Todas as coisas, entretanto, são últimas depois de antes e primeiras antes de depois. Pinturas, décadas, textos e o resto. Seria questão de opção entre acabar e começar, para a frente ou para trás. Mas esta opção é já uma das alternativas entre um tempo ordenado - antes, agora e depois - e um tempo constelado, em que o presente é sempre o virtual centro do caleidoscópio de todas as possíveis figuras do tempo. Entre o absolutismo historicista e o pluralismo relativista. As opções ficam, aqui, para o artista, se é que assim quer ser chamado; eu continuo a comentar. São linhas paralelas se é que são linhas.
A primeira exposição individual de Pedro Portugal foi há dez anos na galeria Módulo em Lisboa, 1985. Eu comentei. Eram pequenos óleos e pastéis. Um código de estilização figurativa ou, mais genéricamente, um sistema de sinais, reportável à banda desenhada e ao cinema de animação. A aproximação aos grafismos não era feita através de qualquer espontaneidade ou facilidade de execução mas sim, pelo contrário, através de um meticuloso trabalho de composição, com constante recurso a apurados jogos de contrates e simetrias.
Três anos e quatro individuais depois um balanço destacava, resumindo: uma vocação geométrica; uma atitude irónica. Uma vocação geométrica na organização rigorosa de uma multiplicidade de pontos de vista e na utilização sistemática de códigos de representação. A famigerada ironia, devidamente enquadrada na vaga da "citação" e da "apropriação", na desenvoltura das de-composições e re-composições de fragmentos, marcas de estilo ou tiques pessoais de diferentes famosos artistas contemporâneos portugueses ou estrangeiros. Pedro Portugal inaugurava a sua metódica, e prolongada até ao presente, actividade de recolha, processamento e exibição de mostruários condensados de produção artística contemporânea.
Poderiamos dizer que foi aqui que as pinturas de Pedro Portugal começaram a ser as "últimas". Porque ao olhar para as pinturas dos seus contemporâneos como se elas fossem os últimos exemplares de uma expécie em vias de extinção, e ao reproduzi-las sob formas ainda chamadas "pinturas", P.P. estava a querer fazer pinturas depois das últimas pinturas, ainda mais últimas, "mais-do-que-últimas". E tudo continua a continuar, tal como este comentário. Porque este é já o tempo constelado do caleidoscópio. Continuemos então.
No final da década de 80, o trabalho de Pedro Portugal alarga e explicita uma intenção de comentário crítico à situação artística, cultural, social e política de Portugal. A exposição "Kripticos Mouseion" (Galeria Atlântica, Porto, 1989) interpela os críticos.

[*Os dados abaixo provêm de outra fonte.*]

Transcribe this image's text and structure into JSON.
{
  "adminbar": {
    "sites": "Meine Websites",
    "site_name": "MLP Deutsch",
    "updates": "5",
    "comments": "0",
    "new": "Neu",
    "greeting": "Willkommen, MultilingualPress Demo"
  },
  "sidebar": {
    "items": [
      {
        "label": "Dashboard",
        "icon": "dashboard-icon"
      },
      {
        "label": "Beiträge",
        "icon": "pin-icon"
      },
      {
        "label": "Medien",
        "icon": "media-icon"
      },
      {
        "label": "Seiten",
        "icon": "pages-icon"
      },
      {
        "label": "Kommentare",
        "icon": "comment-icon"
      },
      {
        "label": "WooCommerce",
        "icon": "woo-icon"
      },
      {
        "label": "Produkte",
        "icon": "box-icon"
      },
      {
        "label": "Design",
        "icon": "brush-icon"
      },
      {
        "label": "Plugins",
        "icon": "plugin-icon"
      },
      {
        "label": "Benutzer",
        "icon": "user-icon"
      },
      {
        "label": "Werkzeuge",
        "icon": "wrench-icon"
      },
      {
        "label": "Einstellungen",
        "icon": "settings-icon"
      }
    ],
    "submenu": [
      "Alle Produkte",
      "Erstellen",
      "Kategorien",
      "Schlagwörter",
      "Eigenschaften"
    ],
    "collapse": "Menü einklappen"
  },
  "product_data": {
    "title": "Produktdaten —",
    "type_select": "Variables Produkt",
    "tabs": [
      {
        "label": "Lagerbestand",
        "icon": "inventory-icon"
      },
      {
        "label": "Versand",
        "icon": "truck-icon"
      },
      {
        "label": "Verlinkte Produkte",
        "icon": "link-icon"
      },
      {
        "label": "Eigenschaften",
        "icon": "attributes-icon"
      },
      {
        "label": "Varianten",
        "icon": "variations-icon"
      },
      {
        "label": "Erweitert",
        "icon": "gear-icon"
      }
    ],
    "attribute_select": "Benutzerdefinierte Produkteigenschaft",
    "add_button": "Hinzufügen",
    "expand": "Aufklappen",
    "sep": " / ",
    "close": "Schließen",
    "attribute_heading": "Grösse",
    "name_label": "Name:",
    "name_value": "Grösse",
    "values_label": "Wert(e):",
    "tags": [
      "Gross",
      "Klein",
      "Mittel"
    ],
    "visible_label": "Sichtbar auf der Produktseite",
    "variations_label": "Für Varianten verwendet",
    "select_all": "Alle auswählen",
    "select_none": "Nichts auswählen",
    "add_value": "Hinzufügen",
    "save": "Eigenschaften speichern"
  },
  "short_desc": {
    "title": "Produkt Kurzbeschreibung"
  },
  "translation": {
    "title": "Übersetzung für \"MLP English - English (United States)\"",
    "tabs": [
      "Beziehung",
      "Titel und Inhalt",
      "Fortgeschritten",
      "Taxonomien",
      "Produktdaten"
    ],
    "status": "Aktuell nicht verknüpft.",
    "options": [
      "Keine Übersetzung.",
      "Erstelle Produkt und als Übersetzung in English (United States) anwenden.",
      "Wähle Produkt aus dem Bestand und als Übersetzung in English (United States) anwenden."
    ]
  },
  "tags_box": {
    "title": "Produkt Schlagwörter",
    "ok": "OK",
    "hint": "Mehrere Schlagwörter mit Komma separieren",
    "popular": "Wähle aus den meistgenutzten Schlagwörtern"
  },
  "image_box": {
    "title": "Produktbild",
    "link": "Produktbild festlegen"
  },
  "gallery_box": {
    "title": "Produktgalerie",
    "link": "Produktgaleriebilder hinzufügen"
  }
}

Os "Ases da Paleta" (Pedro Portugal, Manuel Vieira, Paulo Feliciano e Fernando Brito, Galeria Quadrum, Lisboa, 1989) encenam a grande paródia pobretana da arte moderna à portuguesa.
Ao longo da década de 90 assistimos a uma tripla diversificação. Diversificação das formas materiais de trabalho - com predomínio das instalações realizadas com objectivos específicos. Diversificação das intenções sociais das intervenções - com uma forte componente de preocupações ecológicas e crítica política. Diversificação das formas de divulgação da actividade - com a organização de associações de artistas e de estruturas de pesquisa e difusão em que se inclui, designadamente no projecto actual, o recurso à informática.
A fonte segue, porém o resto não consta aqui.